In a 2006 article for the Los Angeles Times, Sam Harris identified 10 myths about atheism, among them the idea that “atheists are closed to spiritual experience.”
Harris explained: “There is nothing that prevents an atheist from experiencing love, ecstasy, rapture and awe; atheists can value these experiences and seek them regularly.”
And in a post last week, my fellow 13.7 commentator Barbara J. King also wrote about atheism and awe. “Atheists feel awe, too. Everyone does. That wondrous sense needn’t be described by invoking the sacred.”
Yet the idea that atheism and awe are at odds is a common one. In a 2013 interview, for example, Oprah Winfrey refused to accept a woman’s self-ascribed atheism after the woman shared powerful experiences of awe and a love of humanity. Winfrey controversially responded: “Well, I don’t call you an atheist then. I think if you believe in the awe and the wonder and the mystery, then that is what God is.”
Of course, “the awe and the wonder and the mystery” could just as well describe what motivates many scientists, whether or not they believe in God.
So why the persistent idea that awe is inextricably linked to theism? And are “scientific awe” and “religious awe” fundamentally different, or deep down one and the same?
To be sure, awe is a multifaceted emotion, and one that’s only recently become the target of systematic psychological research. In an influential 2003 paper, psychologists Dacher Keltner and Jonathan Haidt argued that awe is characterized by two central features: vastness and accommodation. Vastness describes the experience of something larger than the self, whether that vastness is a matter of physical size or of metaphorical size, such as great power. Accommodation refers to the need to modify one’s current mental structures to make sense of the experience—whether or not such modification is actually enacted or succeeds.
These features of awe can help us understand how science and religion both elicit awe, and also how either theism or atheism could ensue.
When it comes to vastness, the natural world provides no shortage of material. In fact, studies have typically used nature documentaries, a full-sized replica of a T. rex skeleton, and even commercials depicting waterfalls, whales and astronauts in space as elicitors of awe. In one study, more than 70 percent of card-carrying atheists reported feelings of awe (“as if you were part of something greater than yourself”), with nature (54 percent) and science (29 percent) identified as the most frequent triggers.
On the other hand, religious spaces and rituals are often designed to encourage the sense that there’s something larger than the self, and an omnipotent God is—by definition—vastly powerful. So in their own ways, both the natural world and human representations of the supernatural can create a sense of vastness.
When it comes to accommodation, empirical research is sparse but the parallels between science and religion continue to be compelling. Scientific discovery is often fueled by the recognition that something isn’t adequately understood, with a subsequent desire to resolve the mystery. Similarly, awe experiences within religious contexts can involve confrontation with the mysterious and unknown, though the intended consequence might be acknowledging rather than eliminating one’s ignorance.
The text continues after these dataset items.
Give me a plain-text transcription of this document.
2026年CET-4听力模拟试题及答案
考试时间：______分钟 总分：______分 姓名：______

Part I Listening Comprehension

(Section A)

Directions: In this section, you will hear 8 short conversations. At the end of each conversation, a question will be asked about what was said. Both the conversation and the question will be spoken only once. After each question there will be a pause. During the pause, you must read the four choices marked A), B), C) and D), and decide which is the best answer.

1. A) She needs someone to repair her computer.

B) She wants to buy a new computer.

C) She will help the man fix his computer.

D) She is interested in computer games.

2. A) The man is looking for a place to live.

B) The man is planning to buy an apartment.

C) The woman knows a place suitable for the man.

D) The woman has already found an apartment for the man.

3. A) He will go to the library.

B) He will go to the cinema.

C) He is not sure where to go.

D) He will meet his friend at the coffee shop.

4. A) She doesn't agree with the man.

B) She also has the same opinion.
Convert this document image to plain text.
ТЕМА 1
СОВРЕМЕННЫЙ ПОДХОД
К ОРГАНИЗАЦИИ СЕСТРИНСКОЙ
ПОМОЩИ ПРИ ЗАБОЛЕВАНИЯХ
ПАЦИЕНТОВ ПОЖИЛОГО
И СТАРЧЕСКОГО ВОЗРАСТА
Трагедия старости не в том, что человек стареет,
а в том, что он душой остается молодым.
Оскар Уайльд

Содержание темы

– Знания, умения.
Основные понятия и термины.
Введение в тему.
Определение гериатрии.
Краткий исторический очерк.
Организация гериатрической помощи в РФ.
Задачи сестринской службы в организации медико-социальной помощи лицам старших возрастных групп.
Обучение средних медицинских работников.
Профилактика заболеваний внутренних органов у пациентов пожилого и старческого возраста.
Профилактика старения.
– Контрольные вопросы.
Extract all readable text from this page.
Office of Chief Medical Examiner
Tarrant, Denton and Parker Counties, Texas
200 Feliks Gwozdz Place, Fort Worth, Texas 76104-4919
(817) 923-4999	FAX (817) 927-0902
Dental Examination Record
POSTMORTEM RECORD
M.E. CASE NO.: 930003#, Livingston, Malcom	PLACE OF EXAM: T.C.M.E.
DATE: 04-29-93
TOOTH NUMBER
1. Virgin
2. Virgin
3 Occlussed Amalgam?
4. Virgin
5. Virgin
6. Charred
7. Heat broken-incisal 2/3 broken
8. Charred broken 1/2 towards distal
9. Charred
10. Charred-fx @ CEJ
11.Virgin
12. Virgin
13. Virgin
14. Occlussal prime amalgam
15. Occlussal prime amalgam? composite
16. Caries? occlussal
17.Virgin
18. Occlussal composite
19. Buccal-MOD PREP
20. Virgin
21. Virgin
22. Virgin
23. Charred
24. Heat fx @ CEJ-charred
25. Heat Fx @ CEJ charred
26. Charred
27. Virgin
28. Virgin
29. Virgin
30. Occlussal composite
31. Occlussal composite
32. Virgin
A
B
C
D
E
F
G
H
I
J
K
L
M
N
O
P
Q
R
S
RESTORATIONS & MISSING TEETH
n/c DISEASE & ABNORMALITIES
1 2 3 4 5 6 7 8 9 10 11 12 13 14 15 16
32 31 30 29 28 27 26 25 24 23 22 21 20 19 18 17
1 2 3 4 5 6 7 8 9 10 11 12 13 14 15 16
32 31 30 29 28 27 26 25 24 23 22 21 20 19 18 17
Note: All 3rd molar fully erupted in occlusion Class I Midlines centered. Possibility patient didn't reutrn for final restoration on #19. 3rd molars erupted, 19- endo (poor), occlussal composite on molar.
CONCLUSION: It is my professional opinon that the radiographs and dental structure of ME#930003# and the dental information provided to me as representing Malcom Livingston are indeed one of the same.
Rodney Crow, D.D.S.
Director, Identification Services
What we do know is that inducing experiences of awe can influence reported belief in God, potentially as a result of the need for accommodation that such experiences produce. One set of studies induced feelings of awe with videos of the natural world, and found that people subsequently reported greater supernatural belief. This was in part because awe made people less tolerant of uncertainty, and uncertainty is known to increase people’s confidence in agency and order.
But the picture is more complex. Endorsing a powerful and benevolent God may be one way to cope with uncertainty, but it isn’t unique. We know from related lines of work that science itself, especially scientific theories that offer clear structure and predictability, can also deliver many of the psychological benefits associated with belief in God, including a compensatory response to uncertainty. This suggests that experiences of awe could boost people’s confidence in science. In particular, awe could boost confidence in natural laws and orderly scientific theories—a prediction that, to my knowledge, has yet to be tested.
Certainly, people differ in the extent to which they experience awe, though there’s no evidence that this tendency is greater among believers than among atheists. But people may similarly vary in the extent to which awe induces uncertainty, and in the extent to which that uncertainty is found aversive. For some, uncertainty could prompt inquiry rather than disquiet, a scientific rather than a spiritual journey.
Keltner and Haidt suggest that awe can come in many flavors. While scientific and religious awe share core elements of vastness and accommodation, they likely differ in detail.
We need more research to better understand the causes and consequences of these different types of awe, as well as the dimensions of awe experiences and interpretations along which people vary. But the findings to date already tell us that the natural world is a powerful elicitor of awe, and that awe is consistent with a naturalistic worldview.
Atheists aren’t closed to awe or wonder or mystery. There’s one myth about atheism we can firmly put to rest.